Raimundos abriram a festa com
uma versão, uau, tão "rebelde"
de... "20 e Poucos Anos", de Fábio
Jr.. Pedro Luís e A Parede compuseram música em louvor a Luana
Piovani, a mais insossa apresentadora da história do VMB.
O pós-roqueiro Edgard Scandurra abraçou Daniela Mercury
(premiada com justiça na categoria axé) para falar de música eletrônica. O bardo rebelde tropicalista se juntou à máquina de hits
pagodeiros Leandro Lehart. Júnior, o de Sandy, foi o percussionista-revelação da noite. Ahã.
João Barone (ao que consta, era
para ser Herbert Vianna), que um
dia tocou que a esperança não vinha das antenas de TV, pagou o
mico de apresentar prêmio de pagode, enquanto Ivete Sangalo decretava que "todo mundo gosta
de pagode" (o público de São
Paulo, inventora do pagode mauricinho, discordou e fez cinco segundos de silêncio). A pretensa
homenagem a Cazuza -cantado
por "rebeldes" tipo Jota Quest e
Sandy & Júnior- redundou em
gargalhadas constrangidas.
Os contrastes propostos pela
MTV instilaram preconceito. Para que tudo ficasse como está, Lula foi equiparado à cultura de periferia do rap, o ultra-reacionário
Flávio Cavalcanti reintroduziu
Wilson Simonal (que nem morto
encontra a paz), Clodovil e Fivelinha jogaram lama sobre a cultura
gay à base de mútuas grosserias,
Lilian Witte Fibe realçou o sotaque baiano de Popó, a nova gostosa da MTV passou vergonha com
Zé Bonitinho.
A síndrome, aqui, era do mundo pós-geográfico (o geográfico já
não existe mais), que conseguia
fazer ocupar mesmo lugar no espaço as mentes cariocas "iluminadas" da Conspiração, as paulistas globalizadas da MTV, a baiana
irrealista de Dani Mercury (que
até ao se despedir da audiência
paulistana consegue sonhar que
está na Bahia, agradecendo "valeu, Salvador"), a espanhola de
Pedro Almodóvar, a de lugar nenhum de Ratinho.

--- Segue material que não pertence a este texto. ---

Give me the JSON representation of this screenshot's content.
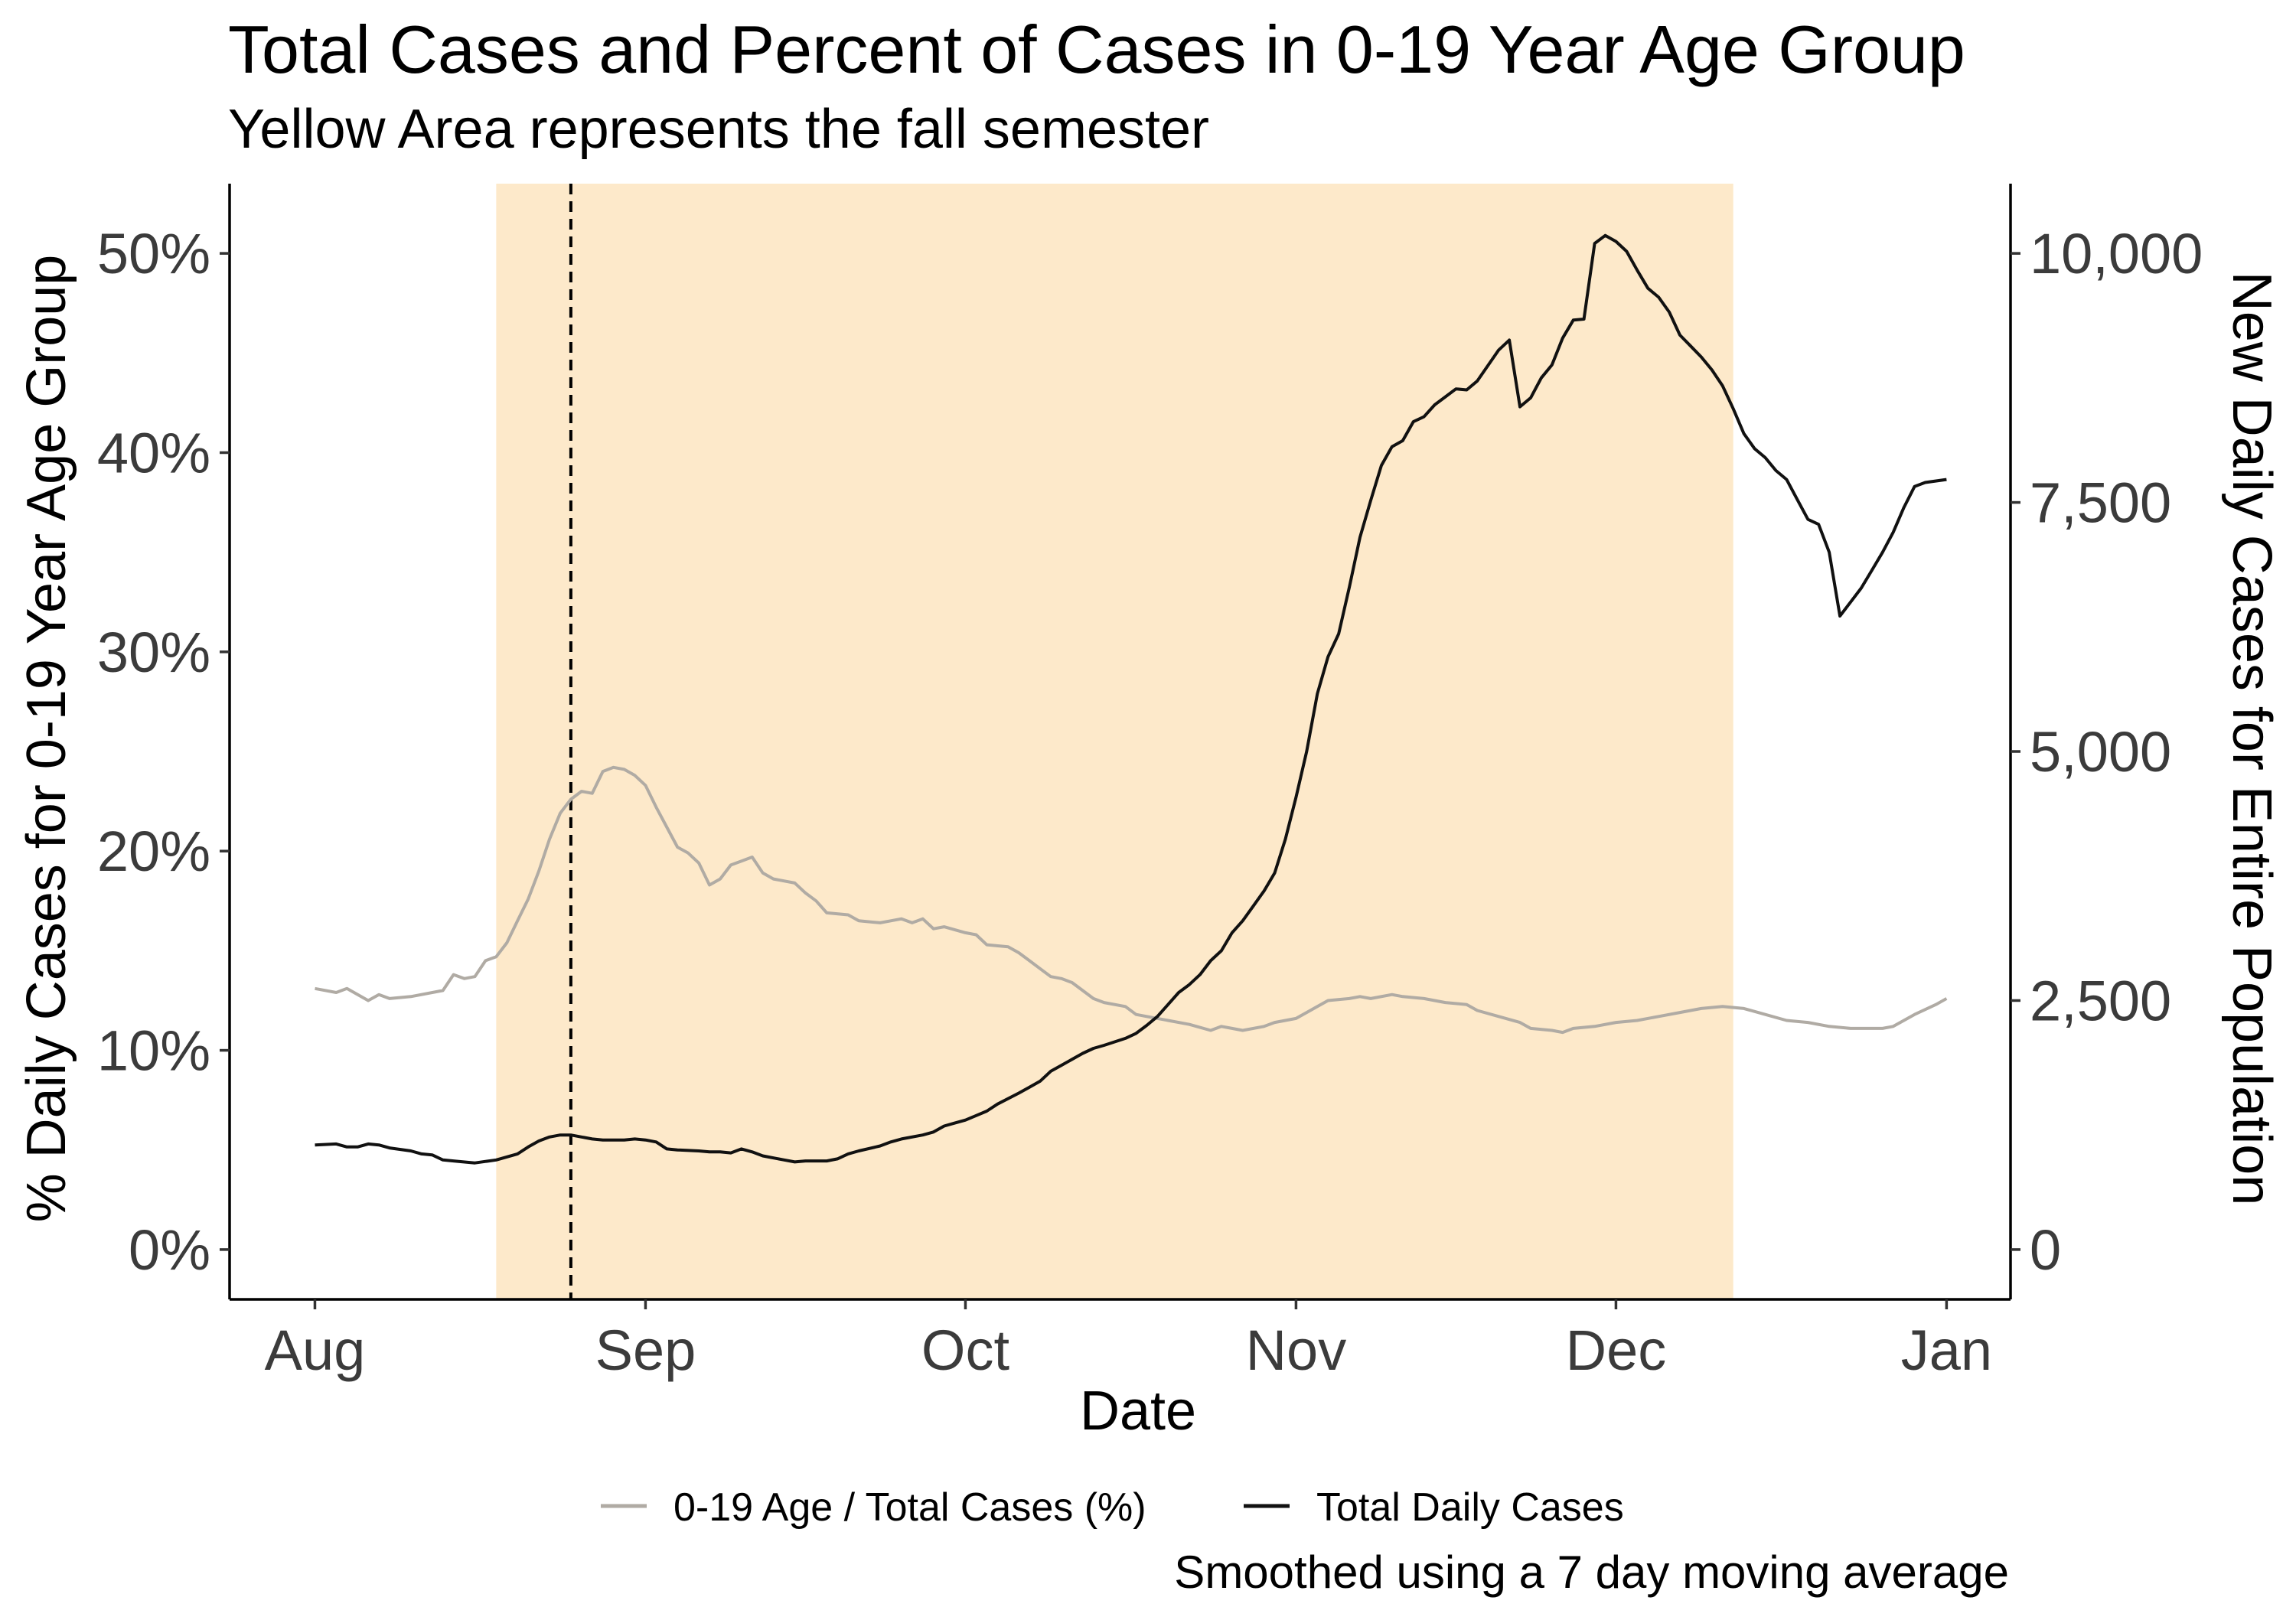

Ao final, dona Luana reclamou
que seus 400 mil votantes não era
"pequena" audiência. Ora, dona,
quantos habitantes têm São Paulo
e o Brasil? Quantas pessoas vêem
"No Limite"? É possível abrir a
boca na hora certa, não chamar
urubu de meu louro e não tomar
o adjetivo "pequeno" por detração? Dona MTV, o Brasil precisa
tanto de seu senso crítico...
Em cenário de grossa despriorização, brilhou quem mais conseguiu preservar a dignidade -Jair
Rodrigues fazendo rap, Simoninha interpretando uma canção,
Capital Inicial cantando "Primeiros Erros" belamente, Rita Lee
chamando Erasmo Carlos de "pai
do rock", Monique Evans sendo
Monique Evans, a MTV homenageando dez anos da MTV.
Eram esses que davam fio ínfimo de esperança, de que os versos
de Gregório de Mattos cantados
em 72 por Caetano Veloso não
houvessem virado pós-fumaça.
"Triste Bahia, ó quão dessemelhante", diziam. Triste, o Brasil
domesticado de 2000 parece só se
gostar onde tudo é igual, uniforme, coreografado, nivelado. Ave.